Dr Vilma Pérez1
1University Of Adelaide, Adelaide, Australia
Biography:
Vilma is a microbial ecologist based at the Australian Centre for Ancient DNA at the University of Adelaide, Australia. She completed her PhD in Biological Sciences at the University of Antofagasta, Chile where she studied the adaptation strategies of microbial communities to extreme environmental conditions in the High Andean Altiplano in northern Chile. In 2019, she began a postdoctoral position at the University of Adelaide to specialise in the study and use of ancient environmental DNA. Currently, her research focuses on reconstructing microbial communities from present and past environments using environmental DNA techniques. Her goal is to use this information as bioindicators, providing insights into how environments have changed or responded to disturbances over time.
Abstract:
Environmental microbial communities play a crucial role in post-disturbance ecosystem recovery, supporting higher trophic life forms and essential ecosystem functions. However, our understanding of how environmental microbiomes respond to disturbances over extended temporal scales, relevant to ecosystem recovery (spanning decades to millennia), remains limited. This project aims to address this gap by using microbial ancient DNA (aDNA) preserved in lake sediments to reconstruct the long-term record of changes in microbial composition in response to environmental disturbances in South Australian environments throughout the Holocene.

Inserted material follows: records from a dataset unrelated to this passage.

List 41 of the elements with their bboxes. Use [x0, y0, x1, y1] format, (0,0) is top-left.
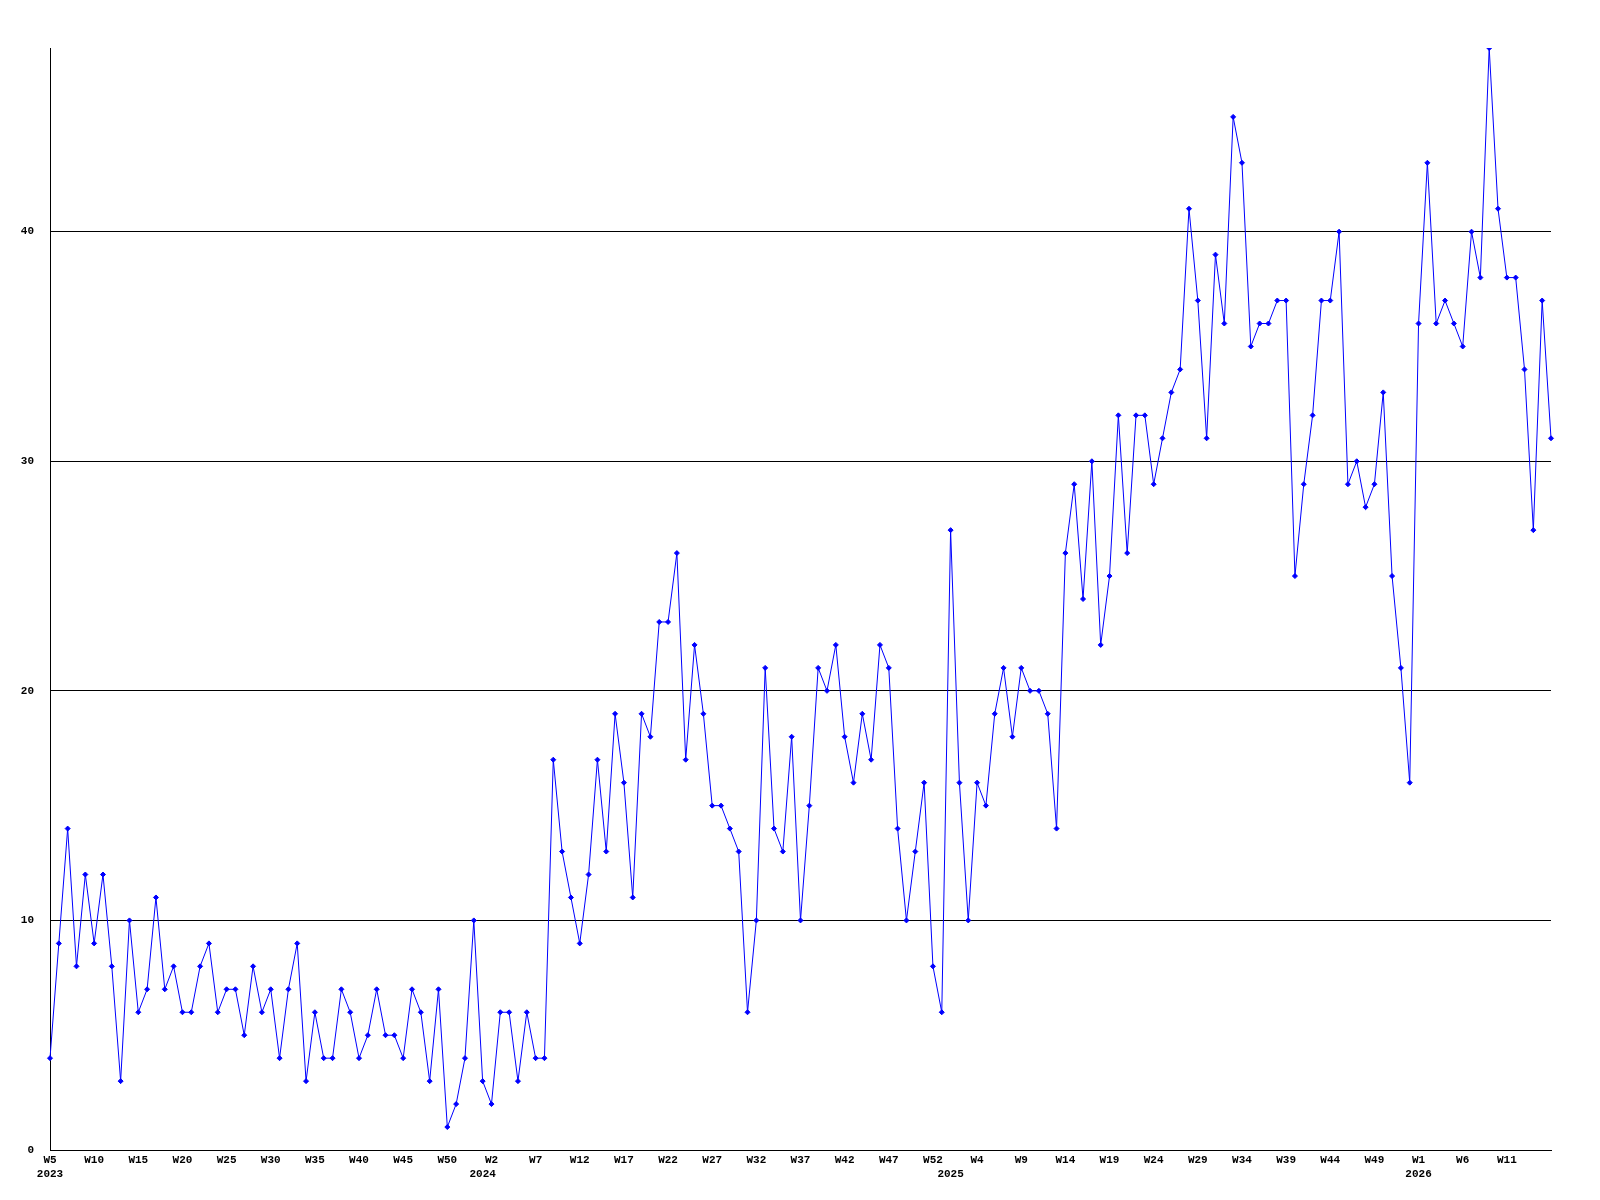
- x-tick-label: W42: [834, 1154, 855, 1167]
- x-tick-label: W22: [658, 1154, 678, 1167]
- x-tick-label: W20: [172, 1154, 193, 1167]
- x-tick-label: W37: [790, 1154, 811, 1167]
- x-tick-label: W4: [970, 1154, 985, 1167]
- x-tick-label: W50: [437, 1154, 458, 1167]
- x-tick-label: W45: [393, 1154, 414, 1167]
- x-tick-label: 2024: [469, 1167, 497, 1180]
- x-tick-label: W39: [1276, 1154, 1297, 1167]
- x-tick-label: W47: [878, 1154, 899, 1167]
- x-tick-label: W30: [260, 1154, 281, 1167]
- y-tick-label: 20: [20, 684, 34, 697]
- x-tick-label: W2: [484, 1154, 499, 1167]
- x-tick-label: W32: [746, 1154, 767, 1167]
- x-tick-label: W15: [128, 1154, 149, 1167]
- x-tick-label: W52: [923, 1154, 943, 1167]
- y-tick-label: 0: [27, 1143, 34, 1156]
- x-tick-label: W40: [349, 1154, 369, 1167]
- x-tick-label: W7: [529, 1154, 543, 1167]
- x-tick-label: 2025: [937, 1167, 965, 1180]
- x-tick-label: W27: [702, 1154, 723, 1167]
- y-tick-label: 10: [20, 914, 34, 927]
- x-tick-label: W12: [569, 1154, 590, 1167]
- x-tick-label: W35: [304, 1154, 326, 1167]
- x-tick-label: W5 2023: [36, 1154, 64, 1180]
- x-tick-label: W9: [1014, 1154, 1028, 1167]
- x-tick-label: W11: [1496, 1154, 1518, 1167]
- x-tick-label: W17: [614, 1154, 634, 1167]
- x-tick-label: W29: [1187, 1154, 1208, 1167]
- x-tick-label: W10: [84, 1154, 105, 1167]
- x-tick-label: W34: [1232, 1154, 1253, 1167]
- x-tick-label: W24: [1143, 1154, 1164, 1167]
- x-tick-label: W1 2026: [1405, 1154, 1432, 1180]
- x-tick-label: W6: [1456, 1154, 1470, 1167]
- x-tick-label: W25: [216, 1154, 237, 1167]
- y-tick-label: 40: [20, 225, 34, 238]
- x-tick-label: W49: [1364, 1154, 1385, 1167]
- x-tick-label: W44: [1320, 1154, 1341, 1167]
- x-tick-label: W14: [1055, 1154, 1076, 1167]
- x-tick-label: W19: [1099, 1154, 1120, 1167]
- y-tick-label: 30: [20, 455, 34, 468]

The results revealed a high diversity of microorganisms across the three domains of life—Archaea, Bacteria, and Eukaryota—along with increasing levels of DNA damage throughout the sediment core, confirming the presence of authentic aDNA. The analysis indicated significant shifts in taxonomic composition identified through sedimentary DNA, with ecological changes driven by an increase in families containing halotolerant and halophilic taxa, commonly found in hypersaline environments around 700 and 2500 years ago, suggesting changes in saline conditions in the lake. Additionally, taxa belonging to the Actinobacteria and Firmicutes phyla were found to be differentially more abundant in sediments associated with high charcoal records. Previous studies have shown that these phyla tend to proliferate in soil microbiomes following drought and fire events, likely due to their high tolerance for environmental stress.
Overall, these findings significantly enhance our understanding of the ecological and evolutionary impacts of environmental changes, providing crucial insights that can inform conservation strategies in the face of ongoing and future climate change.